WASHINGTON DC (April 4, 2019) — Representative Dave Loebsack released the following statement today after the House passed the reauthorization of the Violence against Women Act of 2019 (VAWA). The bipartisan legislation that passed today is a robust, five-year extension of the bill, which expired in February after it had been reauthorized on a short-term basis since September of last year. The bill now heads to the Senate for its consideration. Loebsack is a cosponsor of the bipartisan, comprehensive reauthorization.

“I am pleased the House has acted to pass a long-term extension of the Violence against Women Act that includes many needed provisions to help keep women and families safe," Rep Loebsack said. "We must ensure that all women, children, law enforcement agencies, state and local government and community organizations have the education and resources necessary to help protect against violent crime. I strongly urge the Senate to take up this critical legislation to ensure that survivors of domestic and sexual violence do not lose access to the care and supportive services they need.”

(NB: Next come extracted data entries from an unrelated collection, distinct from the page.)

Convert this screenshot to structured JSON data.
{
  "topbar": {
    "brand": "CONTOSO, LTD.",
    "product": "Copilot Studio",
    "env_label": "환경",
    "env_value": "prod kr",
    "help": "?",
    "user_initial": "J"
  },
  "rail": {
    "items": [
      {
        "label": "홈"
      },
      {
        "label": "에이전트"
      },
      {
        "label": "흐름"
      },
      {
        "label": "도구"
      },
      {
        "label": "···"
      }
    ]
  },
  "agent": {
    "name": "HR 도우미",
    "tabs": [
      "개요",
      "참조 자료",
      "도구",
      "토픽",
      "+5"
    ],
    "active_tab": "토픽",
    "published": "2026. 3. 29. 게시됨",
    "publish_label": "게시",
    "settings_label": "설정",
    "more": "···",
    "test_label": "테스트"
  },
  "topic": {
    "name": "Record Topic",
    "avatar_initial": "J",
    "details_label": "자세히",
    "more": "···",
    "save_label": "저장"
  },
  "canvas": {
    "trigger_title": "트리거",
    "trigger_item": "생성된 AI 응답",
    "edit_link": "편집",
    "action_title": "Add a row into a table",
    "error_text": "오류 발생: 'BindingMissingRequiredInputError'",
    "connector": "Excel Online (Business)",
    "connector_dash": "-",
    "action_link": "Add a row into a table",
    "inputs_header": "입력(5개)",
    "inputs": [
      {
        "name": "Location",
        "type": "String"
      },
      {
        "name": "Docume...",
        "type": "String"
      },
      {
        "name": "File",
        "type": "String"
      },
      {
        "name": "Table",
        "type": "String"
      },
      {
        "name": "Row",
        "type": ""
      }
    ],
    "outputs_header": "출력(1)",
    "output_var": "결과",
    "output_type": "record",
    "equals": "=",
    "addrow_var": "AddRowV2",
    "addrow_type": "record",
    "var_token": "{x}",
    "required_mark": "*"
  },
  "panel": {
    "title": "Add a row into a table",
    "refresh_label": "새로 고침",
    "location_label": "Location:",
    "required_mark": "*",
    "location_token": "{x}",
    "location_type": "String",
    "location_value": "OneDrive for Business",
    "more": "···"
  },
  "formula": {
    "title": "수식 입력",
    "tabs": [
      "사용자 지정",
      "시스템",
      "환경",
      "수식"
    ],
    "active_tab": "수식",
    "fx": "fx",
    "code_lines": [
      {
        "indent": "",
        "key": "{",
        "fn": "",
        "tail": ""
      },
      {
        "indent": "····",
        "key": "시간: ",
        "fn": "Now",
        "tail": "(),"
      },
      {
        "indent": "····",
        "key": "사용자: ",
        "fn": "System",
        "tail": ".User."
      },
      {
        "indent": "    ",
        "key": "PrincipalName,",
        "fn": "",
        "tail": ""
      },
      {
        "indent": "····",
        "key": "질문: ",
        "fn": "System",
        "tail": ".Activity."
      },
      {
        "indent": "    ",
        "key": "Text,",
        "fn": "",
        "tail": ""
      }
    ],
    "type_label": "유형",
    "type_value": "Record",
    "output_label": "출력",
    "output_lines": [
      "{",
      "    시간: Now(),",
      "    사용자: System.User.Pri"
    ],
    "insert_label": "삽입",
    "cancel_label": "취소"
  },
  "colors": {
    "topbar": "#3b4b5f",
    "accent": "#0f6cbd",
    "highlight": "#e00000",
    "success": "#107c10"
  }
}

HR1585, Violence Against Women Reauthorization Act of 2019, includes:

Vital new investments in prevention:

  • Increases the authorization for the Rape Prevention and Education Program (RPE) to $150 million a year from $50 million a year and specifically includes prevention of sexual harassment to its authorized uses.
  • Demand for programs funded by RPE has skyrocketed with the #MeToo movement and the national focus on campus sexual-assault, and a corresponding increase is critically necessary to meet the need of communities.
  • Reauthorizes and updates the critical SMART Prevention Program to reduce dating-violence, help children exposed to violence, and engage men in preventing violence.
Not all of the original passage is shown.